After a number of improvements, Glenmark’s preclinical candidate, GRC54276, has demonstrated good efficacy as a single agent and in combination with checkpoint inhibitors when tested in mice with colon cancer. A Phase I study is currently underway.
Preventing Tregs from entering the TME
In healthy bodies, regulatory T cells (Tregs) suppress the immune response to prevent autoimmunity. However, when Tregs infiltrate the TME, they can inhibit the antitumor immune response.
Higher infiltration of the TME by Tregs is associated with elevated expression of the chemokines CCL17 and CCL22, which bind to CCR4, the primary chemokine receptor on Tregs.

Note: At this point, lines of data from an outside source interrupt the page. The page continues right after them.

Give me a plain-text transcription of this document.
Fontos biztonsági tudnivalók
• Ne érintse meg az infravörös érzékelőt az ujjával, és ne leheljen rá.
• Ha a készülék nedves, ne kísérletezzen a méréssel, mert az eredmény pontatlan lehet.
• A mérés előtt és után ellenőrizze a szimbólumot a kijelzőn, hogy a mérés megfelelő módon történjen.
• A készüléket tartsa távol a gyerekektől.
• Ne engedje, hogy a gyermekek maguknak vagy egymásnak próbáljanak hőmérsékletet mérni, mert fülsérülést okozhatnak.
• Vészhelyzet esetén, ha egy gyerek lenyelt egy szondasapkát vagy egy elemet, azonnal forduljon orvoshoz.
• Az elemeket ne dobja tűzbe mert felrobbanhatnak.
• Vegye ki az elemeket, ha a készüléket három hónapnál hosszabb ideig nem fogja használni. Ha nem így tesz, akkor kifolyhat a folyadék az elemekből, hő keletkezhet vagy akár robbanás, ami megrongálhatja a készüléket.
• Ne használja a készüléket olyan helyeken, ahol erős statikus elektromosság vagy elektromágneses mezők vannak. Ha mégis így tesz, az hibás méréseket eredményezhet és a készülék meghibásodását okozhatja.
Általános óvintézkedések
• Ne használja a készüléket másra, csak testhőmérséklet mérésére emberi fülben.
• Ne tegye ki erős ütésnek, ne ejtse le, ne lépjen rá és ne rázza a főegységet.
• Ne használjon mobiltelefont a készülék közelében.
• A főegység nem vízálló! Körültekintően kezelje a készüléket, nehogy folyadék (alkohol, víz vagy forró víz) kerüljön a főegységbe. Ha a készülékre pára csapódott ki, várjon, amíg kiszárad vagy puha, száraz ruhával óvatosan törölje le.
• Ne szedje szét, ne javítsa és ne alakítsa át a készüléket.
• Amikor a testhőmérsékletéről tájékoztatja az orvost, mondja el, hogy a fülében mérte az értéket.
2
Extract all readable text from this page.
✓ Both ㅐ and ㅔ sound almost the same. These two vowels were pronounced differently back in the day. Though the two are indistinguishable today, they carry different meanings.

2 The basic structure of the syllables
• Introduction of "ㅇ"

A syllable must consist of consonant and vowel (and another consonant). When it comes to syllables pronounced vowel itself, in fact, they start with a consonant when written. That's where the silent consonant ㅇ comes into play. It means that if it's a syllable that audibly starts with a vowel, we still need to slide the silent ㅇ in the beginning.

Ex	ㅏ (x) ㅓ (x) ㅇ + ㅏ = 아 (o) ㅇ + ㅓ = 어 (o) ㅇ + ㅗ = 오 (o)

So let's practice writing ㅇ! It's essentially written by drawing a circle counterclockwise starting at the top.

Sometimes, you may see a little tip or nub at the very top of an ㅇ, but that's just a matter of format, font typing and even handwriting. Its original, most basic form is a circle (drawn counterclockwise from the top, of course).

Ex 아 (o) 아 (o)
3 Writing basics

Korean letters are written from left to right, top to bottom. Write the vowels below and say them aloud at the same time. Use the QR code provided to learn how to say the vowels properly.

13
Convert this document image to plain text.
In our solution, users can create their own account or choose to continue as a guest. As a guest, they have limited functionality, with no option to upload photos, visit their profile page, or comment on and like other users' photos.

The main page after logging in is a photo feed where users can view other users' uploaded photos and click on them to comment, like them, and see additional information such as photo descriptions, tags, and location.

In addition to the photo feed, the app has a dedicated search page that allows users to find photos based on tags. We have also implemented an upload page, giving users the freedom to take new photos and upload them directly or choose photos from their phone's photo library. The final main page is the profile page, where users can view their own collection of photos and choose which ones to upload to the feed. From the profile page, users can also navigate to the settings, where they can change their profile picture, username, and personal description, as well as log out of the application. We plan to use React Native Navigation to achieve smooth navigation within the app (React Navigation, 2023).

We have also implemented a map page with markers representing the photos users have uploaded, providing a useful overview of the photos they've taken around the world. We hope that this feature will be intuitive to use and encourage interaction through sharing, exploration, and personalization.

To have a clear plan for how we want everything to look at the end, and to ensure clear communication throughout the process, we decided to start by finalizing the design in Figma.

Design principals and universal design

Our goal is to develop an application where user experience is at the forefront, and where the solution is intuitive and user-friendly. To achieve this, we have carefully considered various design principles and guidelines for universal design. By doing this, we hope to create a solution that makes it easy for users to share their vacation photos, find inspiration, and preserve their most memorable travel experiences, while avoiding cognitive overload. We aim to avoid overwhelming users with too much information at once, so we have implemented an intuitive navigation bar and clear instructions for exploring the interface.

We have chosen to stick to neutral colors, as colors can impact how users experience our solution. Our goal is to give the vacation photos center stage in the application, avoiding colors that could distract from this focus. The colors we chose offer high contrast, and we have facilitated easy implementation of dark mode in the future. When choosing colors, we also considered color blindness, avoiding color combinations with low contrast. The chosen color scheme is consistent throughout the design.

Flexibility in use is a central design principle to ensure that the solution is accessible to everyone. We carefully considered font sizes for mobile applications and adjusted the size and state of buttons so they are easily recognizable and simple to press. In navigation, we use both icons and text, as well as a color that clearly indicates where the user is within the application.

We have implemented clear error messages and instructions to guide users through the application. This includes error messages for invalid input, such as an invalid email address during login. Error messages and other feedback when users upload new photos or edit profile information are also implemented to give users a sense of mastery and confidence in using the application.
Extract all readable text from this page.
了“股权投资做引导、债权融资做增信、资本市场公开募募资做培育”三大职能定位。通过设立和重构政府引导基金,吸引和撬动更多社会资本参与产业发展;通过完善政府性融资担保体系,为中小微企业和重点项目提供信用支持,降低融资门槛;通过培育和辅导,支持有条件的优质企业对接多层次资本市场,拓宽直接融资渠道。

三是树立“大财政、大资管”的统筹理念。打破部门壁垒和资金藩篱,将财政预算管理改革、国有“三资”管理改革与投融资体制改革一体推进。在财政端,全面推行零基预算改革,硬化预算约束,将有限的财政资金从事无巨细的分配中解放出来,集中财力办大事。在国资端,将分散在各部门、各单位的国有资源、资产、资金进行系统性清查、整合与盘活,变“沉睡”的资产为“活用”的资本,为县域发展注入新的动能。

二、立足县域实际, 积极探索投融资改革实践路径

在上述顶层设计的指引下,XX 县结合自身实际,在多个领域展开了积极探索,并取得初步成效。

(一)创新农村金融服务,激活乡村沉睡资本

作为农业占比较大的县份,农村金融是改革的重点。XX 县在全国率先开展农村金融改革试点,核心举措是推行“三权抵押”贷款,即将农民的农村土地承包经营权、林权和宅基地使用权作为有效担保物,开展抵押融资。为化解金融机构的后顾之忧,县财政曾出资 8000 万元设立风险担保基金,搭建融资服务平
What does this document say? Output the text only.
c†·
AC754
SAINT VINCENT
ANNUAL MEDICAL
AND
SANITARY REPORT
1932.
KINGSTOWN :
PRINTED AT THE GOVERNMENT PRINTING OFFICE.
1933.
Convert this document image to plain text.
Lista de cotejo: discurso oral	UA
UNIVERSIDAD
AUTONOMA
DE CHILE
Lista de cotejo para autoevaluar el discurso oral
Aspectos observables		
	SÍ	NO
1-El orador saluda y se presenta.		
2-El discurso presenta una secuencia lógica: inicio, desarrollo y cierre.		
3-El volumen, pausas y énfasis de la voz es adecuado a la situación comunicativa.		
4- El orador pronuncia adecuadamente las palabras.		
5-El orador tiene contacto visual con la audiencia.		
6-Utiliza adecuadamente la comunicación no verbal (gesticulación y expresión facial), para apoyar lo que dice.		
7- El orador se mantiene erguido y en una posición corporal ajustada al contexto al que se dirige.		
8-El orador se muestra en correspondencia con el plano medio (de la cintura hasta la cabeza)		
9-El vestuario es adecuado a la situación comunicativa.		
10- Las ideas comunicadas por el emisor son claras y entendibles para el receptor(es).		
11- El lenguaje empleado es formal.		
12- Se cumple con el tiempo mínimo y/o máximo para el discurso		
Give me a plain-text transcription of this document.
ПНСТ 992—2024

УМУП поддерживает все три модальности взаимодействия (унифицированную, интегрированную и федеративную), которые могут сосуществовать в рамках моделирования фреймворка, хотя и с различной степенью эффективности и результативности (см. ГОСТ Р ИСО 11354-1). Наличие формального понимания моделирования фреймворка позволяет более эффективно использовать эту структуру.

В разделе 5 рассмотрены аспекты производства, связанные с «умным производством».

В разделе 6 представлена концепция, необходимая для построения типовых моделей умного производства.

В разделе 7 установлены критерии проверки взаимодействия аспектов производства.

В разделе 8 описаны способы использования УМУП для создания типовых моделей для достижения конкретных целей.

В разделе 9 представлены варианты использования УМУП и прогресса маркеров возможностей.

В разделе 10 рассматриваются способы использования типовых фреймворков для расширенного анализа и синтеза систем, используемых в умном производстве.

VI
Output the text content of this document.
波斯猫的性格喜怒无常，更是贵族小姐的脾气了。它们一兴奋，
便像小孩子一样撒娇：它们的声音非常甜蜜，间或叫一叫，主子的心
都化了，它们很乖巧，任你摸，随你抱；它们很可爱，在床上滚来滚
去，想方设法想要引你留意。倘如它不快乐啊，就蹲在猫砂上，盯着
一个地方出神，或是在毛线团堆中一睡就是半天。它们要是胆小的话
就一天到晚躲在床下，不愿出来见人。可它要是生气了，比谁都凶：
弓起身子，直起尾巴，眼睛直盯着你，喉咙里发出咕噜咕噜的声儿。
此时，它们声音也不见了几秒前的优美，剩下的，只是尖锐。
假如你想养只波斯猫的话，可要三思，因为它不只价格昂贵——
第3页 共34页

These chemokines are produced by certain immune cells, such as tumor-associated macrophages, as well as some cancer cells.
By analyzing existing data, RAPT Therapeutics identified which tumors are more likely to express high levels of CCL17 and CCL22 and therefore more Tregs. The company refer to these tumors as “charged tumors.”
“Charged tumors are expected to be ‘hot,’ with high levels of effector CD8 T cells, but also with high levels of Tregs that dampen the antitumor immune response,” says Omar Robles, PhD, associate director of drug discovery at RAPT. “Thus, blocking CCR4-mediated Treg recruitment would be more likely to shift the CD8:Treg ratio toward an enhanced antitumor microenvironment.”
When biologics specific for CCR4, such as mogamulizumab, or other targets are used to deplete Tregs and treat cancer, they do so systemically throughout the body, which can result in autoimmunity. To avoid this problem, RAPT developed a therapy that selectively inhibits the migration of Tregs into the TME. According to results from a Phase I trial, the company’s oral therapy, FLX475, did not deplete any immune cells or cause autoimmunity, but instead resulted in clinical activity.
In an ongoing Phase I/II trial that includes patients with highly charged tumors, an early cohort of 13 patients with non-small cell lung cancer had an overall response rate of 31% after receiving a combination of FLX475 and pembrolizumab. (Patients receiving pembrolizumab alone would be expected to have an overall response rate below 20%.) In addition, single-agent activity of FLX475 was demonstrated in patients with natural killer/T-cell lymphoma, including two patients with durable complete metabolic responses.